In twee gevallen heeft het hof vastgesteld dat de dood of het
levensbedreigende incident het gevolg is geweest van vergiftiging.
Verder was in alle gevallen sprake van een plotseling, medisch
onverklaarbaar overlijden of incident, dat zich telkens heeft
voorgedaan terwijl of kort nadat de verdachte op de desbetreffende
afdeling dienst had.
Het hof heeft onder meer gebruik gemaakt van zogenaamd schakelbewijs,
hetgeen in dit geval het volgende inhoudt. Na te hebben vastgesteld
dat de verdachte opzettelijk en met voorbedachte raad twee
slachtoffers heeft vergiftigd en zich aldus schuldig heeft gemaakt aan
een moord en een poging tot moord, heeft het hof die vaststelling een
rol laten spelen bij het bewijs van de overige levensdelicten. Die
soortgelijke feiten zijn in een vergelijkbare context gepleegd.
Cassatieberoep bij de Hoge Raad:
De verdachte heeft cassatieberoep ingesteld tegen de uitspraak van het
hof Den Haag.
Namens de verdachte hebben mr. A.A. Franken en mr. A.E.M. Röttgering,
beiden advocaat in Amsterdam, geklaagd over de bewijsvoering van de
moorden en de pogingen daartoe en over de sanctieoplegging en de
motivering daarvan. Voorts klagen zij over de sanctieoplegging met
onder meer de klacht dat het opleggen van levenslange gevangenisstraf
in combinatie met tbs niet mogelijk is.
Op 25 oktober 2005 heeft procureur-generaal mr. J.W. Fokkens in zijn
conclusie de Hoge Raad geadviseerd het cassatieberoep te verwerpen.
Uitspraak Hoge Raad:
In zijn uitspraak van 14 maart 2006 heeft de Hoge Raad de klachten
over de bewijsvoering verworpen.
De Hoge Raad heeft echter geoordeeld dat de motivering van de
strafbaarheid (toerekeningsvatbaarheid) van de verdachte niet zonder
meer in overeenstemming is te brengen met hetgeen het hof heeft
overwogen over de sanctieoplegging.
Voorts heeft de Hoge Raad beslist dat het opleggen van levenslange
gevangenisstraf in combinatie met tbs niet mogelijk is.

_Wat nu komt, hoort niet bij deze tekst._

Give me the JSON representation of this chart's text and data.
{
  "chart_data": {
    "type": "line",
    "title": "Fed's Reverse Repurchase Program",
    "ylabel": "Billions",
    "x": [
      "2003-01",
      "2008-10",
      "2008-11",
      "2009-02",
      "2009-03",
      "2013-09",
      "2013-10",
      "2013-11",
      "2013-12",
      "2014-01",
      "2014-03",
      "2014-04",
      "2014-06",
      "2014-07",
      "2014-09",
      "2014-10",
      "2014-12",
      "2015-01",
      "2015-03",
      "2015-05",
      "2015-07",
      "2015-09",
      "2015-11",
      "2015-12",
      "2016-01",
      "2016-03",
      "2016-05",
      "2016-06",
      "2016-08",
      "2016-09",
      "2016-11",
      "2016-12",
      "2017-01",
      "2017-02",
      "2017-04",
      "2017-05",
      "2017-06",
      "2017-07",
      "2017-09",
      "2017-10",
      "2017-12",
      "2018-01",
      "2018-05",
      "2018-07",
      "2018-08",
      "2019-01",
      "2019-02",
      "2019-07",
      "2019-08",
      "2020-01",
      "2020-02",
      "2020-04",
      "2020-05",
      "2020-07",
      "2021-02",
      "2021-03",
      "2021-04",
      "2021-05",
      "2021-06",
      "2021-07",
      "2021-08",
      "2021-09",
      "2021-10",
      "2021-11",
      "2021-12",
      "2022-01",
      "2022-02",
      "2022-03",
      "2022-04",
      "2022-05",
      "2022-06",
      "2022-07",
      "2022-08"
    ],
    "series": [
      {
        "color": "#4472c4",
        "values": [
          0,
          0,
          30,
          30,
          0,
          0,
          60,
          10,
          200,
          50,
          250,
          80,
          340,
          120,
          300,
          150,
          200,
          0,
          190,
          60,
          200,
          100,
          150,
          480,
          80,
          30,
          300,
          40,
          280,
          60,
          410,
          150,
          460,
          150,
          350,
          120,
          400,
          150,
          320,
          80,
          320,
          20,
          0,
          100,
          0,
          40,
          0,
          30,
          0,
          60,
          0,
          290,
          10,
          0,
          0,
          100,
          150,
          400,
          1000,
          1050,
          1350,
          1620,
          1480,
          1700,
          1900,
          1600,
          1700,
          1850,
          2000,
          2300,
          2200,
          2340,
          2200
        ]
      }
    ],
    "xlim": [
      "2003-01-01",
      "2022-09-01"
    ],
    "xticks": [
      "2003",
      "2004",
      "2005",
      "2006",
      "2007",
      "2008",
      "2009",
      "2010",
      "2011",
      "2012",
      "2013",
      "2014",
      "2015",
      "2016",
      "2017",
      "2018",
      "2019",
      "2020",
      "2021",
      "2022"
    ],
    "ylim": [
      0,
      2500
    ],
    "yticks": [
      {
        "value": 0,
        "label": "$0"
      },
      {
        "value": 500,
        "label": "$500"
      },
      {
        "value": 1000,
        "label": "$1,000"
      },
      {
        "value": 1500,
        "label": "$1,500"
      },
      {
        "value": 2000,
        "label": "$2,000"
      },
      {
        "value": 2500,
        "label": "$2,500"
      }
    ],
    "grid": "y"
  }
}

Gevolgen van deze uitspraak:
Deze uitspraak van de Hoge Raad heeft tot gevolg dat de beslissing van
het hof Den Haag in stand blijft, met uitzondering van de beslissing
over de strafbaarheid (toerekeningsvatbaarheid) van de verdachte en de
sanctieoplegging.
De Hoge Raad heeft de zaak verwezen naar het hof Amsterdam.
Dit hof zal opnieuw een onderzoek moeten doen naar de strafbaarheid
(toerekeningsvatbaarheid) van de verdachte en de op te leggen straf
en/of maatregel en op die punten nieuwe beslissingen dienen te geven.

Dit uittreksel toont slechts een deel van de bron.